Summary
Prostate cancer is the second leading cause of cancer deaths in the United States. While androgen ablation
therapy (ABT) is the mainstay of therapy for men with prostate cancer, most patients with prostate cancer will
inevitably develop castration-resistant prostate cancer (CRPC), which no longer responds to ABT treatment.
Thus, understanding of the mechanisms leading to CRPC and ABT resistance is urgently needed. Several
mechanisms account for the occurrence of CRPC, such as activation of 3-kinase/Akt signaling pathway, which
plays a critical role in cell proliferation and cell survival, and higher expression of AR and AR splicing variants,
which facilitate prostate cancer cell survival under very low androgen concentrations. Of note is that prostate
cancer stem cells (PCSCs) also known as cancer initiating cells (CICs), which account for a small cell population
prostate cancer cells, are critically involved in the development of CRPC. But how PCSCs are regulated and
how they can be pharmacologically targeted are currently not well understood. While several stem cell factors
such as SOX2 playing an important role in maintaining PCSC pool and functions are identified, there is no
effective strategy to block the action of these proteins in order to eradicate PCSCs within the cancer. Thus,
identifying key druggable targets maintaining PCSCs could provide novel paradigms and effective strategies for
prostate cancer therapy and overcoming ABT resistance. Our goal in this study is to identify a novel mechanism
underlying PCSC maintenance, which could be harnessed to develop an effective strategy for CRPC targeting.

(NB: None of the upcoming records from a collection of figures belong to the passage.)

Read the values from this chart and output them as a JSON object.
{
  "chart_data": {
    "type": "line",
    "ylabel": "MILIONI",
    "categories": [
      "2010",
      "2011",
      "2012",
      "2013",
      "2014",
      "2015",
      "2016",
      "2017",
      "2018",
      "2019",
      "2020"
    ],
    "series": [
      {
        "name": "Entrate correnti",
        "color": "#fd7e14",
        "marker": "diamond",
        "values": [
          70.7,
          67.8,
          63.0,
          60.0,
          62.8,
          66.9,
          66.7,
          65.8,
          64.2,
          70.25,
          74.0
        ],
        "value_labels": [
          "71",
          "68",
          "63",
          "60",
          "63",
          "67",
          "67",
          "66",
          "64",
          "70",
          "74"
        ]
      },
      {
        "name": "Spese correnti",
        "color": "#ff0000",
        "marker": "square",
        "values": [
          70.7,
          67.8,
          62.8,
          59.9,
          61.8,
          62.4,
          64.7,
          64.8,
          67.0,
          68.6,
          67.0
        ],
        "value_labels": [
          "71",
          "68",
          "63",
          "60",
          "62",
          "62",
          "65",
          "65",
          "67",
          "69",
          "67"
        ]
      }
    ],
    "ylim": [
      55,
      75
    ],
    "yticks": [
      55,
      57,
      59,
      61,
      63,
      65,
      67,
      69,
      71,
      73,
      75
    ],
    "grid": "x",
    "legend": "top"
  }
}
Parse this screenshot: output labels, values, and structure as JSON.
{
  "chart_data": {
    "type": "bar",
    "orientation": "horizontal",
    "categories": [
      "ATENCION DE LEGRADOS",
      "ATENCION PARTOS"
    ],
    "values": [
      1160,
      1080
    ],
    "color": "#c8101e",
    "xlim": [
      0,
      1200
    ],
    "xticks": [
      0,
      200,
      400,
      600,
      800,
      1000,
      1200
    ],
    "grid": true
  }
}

Using systematic metabolomics and transcriptomics in conjunction with biochemical validation and in vivo tumor
development assays, we unraveled a novel oncogenic and metabolic signaling pathway, which was elevated
during ABT treatment and in advanced human prostate cancer, is critical for maintaining the stemness and pool
of PCSCs and CRPC development. Of note, we observed aberrant AMPK activation and AMPK-dependent
mitochondria fission upon loss of this metabolic signaling, correlated with the defect in stemness and pool of
PCSCs and prostate cancer progression. In light of these findings, we hypothesized that this newly discovered
metabolic signaling is crucial for restricting aberrant AMPK-dependent mitochondrial fission to maintain the pool
and stemness of PCSCs, thereby leading to CRPC and ABT resistance. Our hypothesis has been formulated
based on our solid and innovative preliminary results. In this proposal, we proposed three specific aims to test
this paradigm-shift hypothesis. Our study has not only revolutionized and significantly advanced our
understanding of cancer metabolism in PCSC regulation, but also offered a promising strategy to treat advanced
prostate cancer and overcoming ABT resistance.